なぜそういうことになったのか?それはミンガスのジャズを聴けばわかる。それは明らかにマイルスの洗練とも、メッセンジャーズの柔軟性とも異なる。

「ミンガス・アット・アンティーブ」Mingus at Antibe,60.7(画像1)はフランスのジャズ祭出演時のライヴで、ミンガス晩年に発掘された。選曲はベスト・ヒット。テッド・カーソン(トランペット)、エリック・ドルフィー(アルト)、アーヴィンの3管でドラムスは番頭D・リッチモンド。ピアノなし。ミンガスはオーネット・コールマンのピアノレス・カルテットに感化されフリー・ジャズ路線を模索していた。アーヴィンのプレイは微妙に浮いている。くどすぎるのだ。
結果、10月録音の傑作「ミンガス・プレゼンツ・ミンガス」はアーヴィン抜きの4人になった。

64年6月末にドルフィーはミンガスのツアーの後ベルリンで急死。同じ頃テッド・カーソン(Ted Curson,1935.6-2012.11)はビル・バロン(テナー)とのピアノレス・カルテットでヨーロッパ・ツアー中ドルフィーの死を知りパリで録音したのがミンガス盤に劣らぬ名盤「ドルフィーに捧げる涙」Tears For Dolphy,64.8.1(画像2)で、アーヴィン参加作ではないがぜひ紹介したかった。タイトル曲はパゾリーニの映画「テオレマ」にも採用される。

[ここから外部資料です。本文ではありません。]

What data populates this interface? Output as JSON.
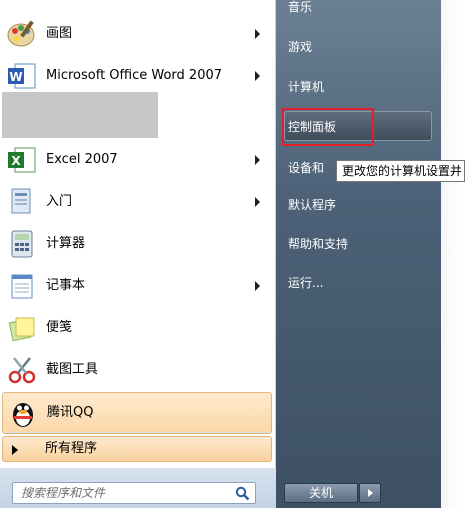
{
  "programs": [
    {
      "label": "画图",
      "icon": "paint-icon"
    },
    {
      "label": "Microsoft Office Word 2007",
      "icon": "word-icon"
    },
    {
      "label": "Excel 2007",
      "icon": "excel-icon"
    },
    {
      "label": "入门",
      "icon": "getting-started-icon"
    },
    {
      "label": "计算器",
      "icon": "calculator-icon"
    },
    {
      "label": "记事本",
      "icon": "notepad-icon"
    },
    {
      "label": "便笺",
      "icon": "sticky-notes-icon"
    },
    {
      "label": "截图工具",
      "icon": "snipping-tool-icon"
    },
    {
      "label": "腾讯QQ",
      "icon": "qq-penguin-icon"
    }
  ],
  "all_programs": {
    "label": "所有程序"
  },
  "search": {
    "placeholder": "搜索程序和文件"
  },
  "right_pane": {
    "items": [
      "音乐",
      "游戏",
      "计算机",
      "控制面板",
      "设备和",
      "默认程序",
      "帮助和支持",
      "运行..."
    ]
  },
  "tooltip": {
    "text": "更改您的计算机设置并"
  },
  "shutdown": {
    "label": "关机"
  },
  "colors": {
    "right_pane": "#4c6177",
    "highlight": "#fbd8a9",
    "annotation_red": "#e0202a"
  }
}
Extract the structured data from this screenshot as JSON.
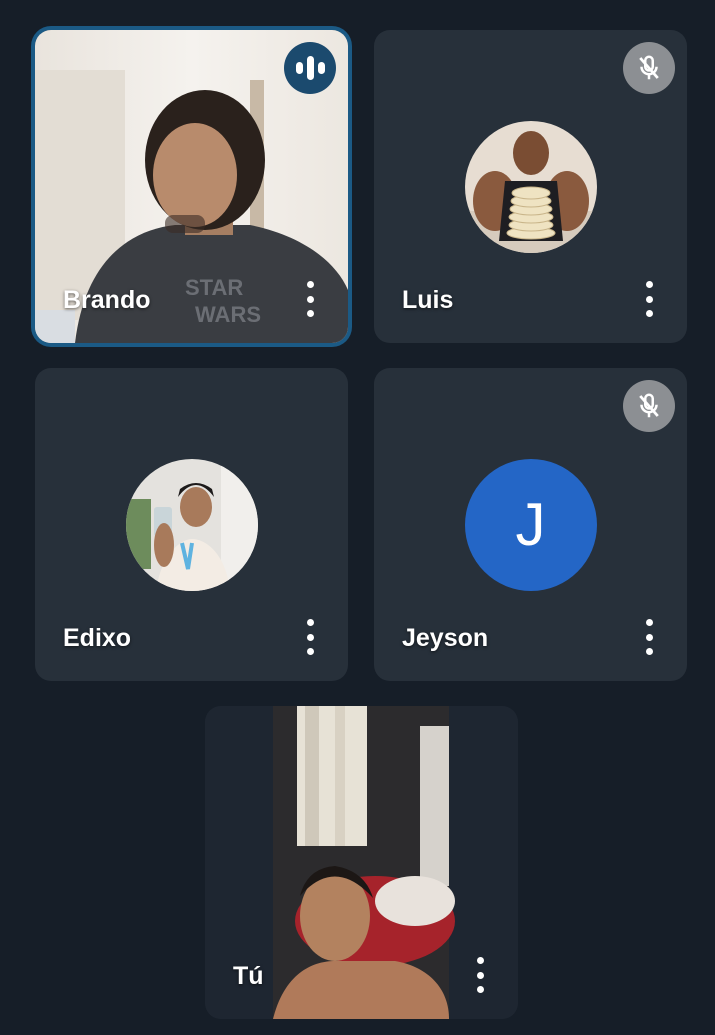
{
  "participants": [
    {
      "name": "Brando",
      "speaking": true,
      "muted": false,
      "icon": "audio-activity-icon"
    },
    {
      "name": "Luis",
      "speaking": false,
      "muted": true,
      "icon": "mic-off-icon"
    },
    {
      "name": "Edixo",
      "speaking": false,
      "muted": false
    },
    {
      "name": "Jeyson",
      "speaking": false,
      "muted": true,
      "icon": "mic-off-icon",
      "avatar_letter": "J",
      "avatar_color": "#2466c6"
    },
    {
      "name": "Tú",
      "speaking": false,
      "muted": false
    }
  ],
  "colors": {
    "background": "#161e28",
    "tile": "#27303a",
    "speaking_border": "#1b5a85"
  }
}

テッド・カーソンは「アージ」Urge,66.11(画像3)で再びアーヴィンと共演。これもピアノレス・カルテットで完全にフリー・ジャズの名作だが、カーソンのオリジナル5曲に1曲だけアーヴィンの提案でスタンダードの「貴方は恋を知らない」'You Don't Know What Love Is'を入れている。アーヴィンは「クッキン」60.11でも同曲を演奏していたが、より深みを増している。